At its core, a confidence interval estimates a population parameter (such as a proportion or mean) based on sample data, incorporating the variability inherent in sampling. Increasing the confidence level from 95% to 99% means we require a broader safety margin to ensure that the true parameter is captured in the interval in 99 out of 100 cases, rather than 95 out of 100. This broader safety margin translates mathematically into a larger critical value or z-score used in the calculation, thereby widening the interval.
Specifically, for proportions, the confidence interval is calculated as:
CI = p̂ ± Z* √(p̂(1 - p̂) / n)
where p̂ is the sample proportion, Z* is the critical z-value corresponding to the confidence level, and n is the sample size.
As the confidence level increases from 95% to 99%, the Z value increases from approximately 1.96 to 2.576. Since the margin of error is proportional to Z, a higher Z* value results in a wider interval, reflecting increased uncertainty that the interval encompasses the true parameter.
This concept applies equally to confidence intervals for means, where the critical value (t-distribution for unknown population standard deviations and small samples, or Z-distribution for known variances) also increases with higher confidence levels, leading to a wider interval.
In practical terms, choosing a higher confidence level indicates a desire for greater assurance in the estimate, at the expense of precision. For example, a public opinion poll might report a 95% confidence interval of 55% to 65%, indicating moderate certainty, while a 99% interval might stretch from 53% to 67%, offering greater confidence but less specificity.
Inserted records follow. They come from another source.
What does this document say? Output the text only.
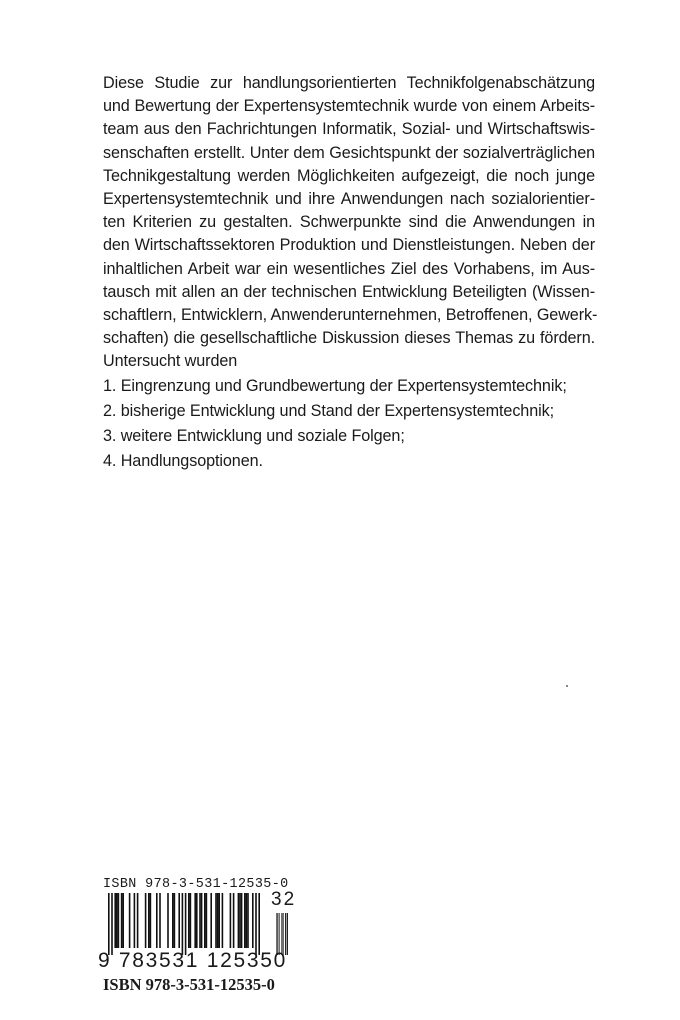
Diese Studie zur handlungsorientierten Technikfolgenabschätzung
und Bewertung der Expertensystemtechnik wurde von einem Arbeits-
team aus den Fachrichtungen Informatik, Sozial- und Wirtschaftswis-
senschaften erstellt. Unter dem Gesichtspunkt der sozialverträglichen
Technikgestaltung werden Möglichkeiten aufgezeigt, die noch junge
Expertensystemtechnik und ihre Anwendungen nach sozialorientier-
ten Kriterien zu gestalten. Schwerpunkte sind die Anwendungen in
den Wirtschaftssektoren Produktion und Dienstleistungen. Neben der
inhaltlichen Arbeit war ein wesentliches Ziel des Vorhabens, im Aus-
tausch mit allen an der technischen Entwicklung Beteiligten (Wissen-
schaftlern, Entwicklern, Anwenderunternehmen, Betroffenen, Gewerk-
schaften) die gesellschaftliche Diskussion dieses Themas zu fördern.
Untersucht wurden
1. Eingrenzung und Grundbewertung der Expertensystemtechnik;
2. bisherige Entwicklung und Stand der Expertensystemtechnik;
3. weitere Entwicklung und soziale Folgen;
4. Handlungsoptionen.
ISBN 978-3-531-12535-0
9 783531 125350
32
ISBN 978-3-531-12535-0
Therefore, the widening of the interval is a natural consequence of the need to control for more uncertainty and achieve the desired confidence level. It's a fundamental trade-off in statistical inference: more confidence entails less precision, but more assurance that the interval contains the true population parameter.
This understanding is crucial when interpreting confidence intervals in research. For instance, in medicine, a wider confidence interval on a drug's effectiveness may reflect uncertainty that warrants further study, whereas in engineering, narrower intervals might be preferred for precise quality control.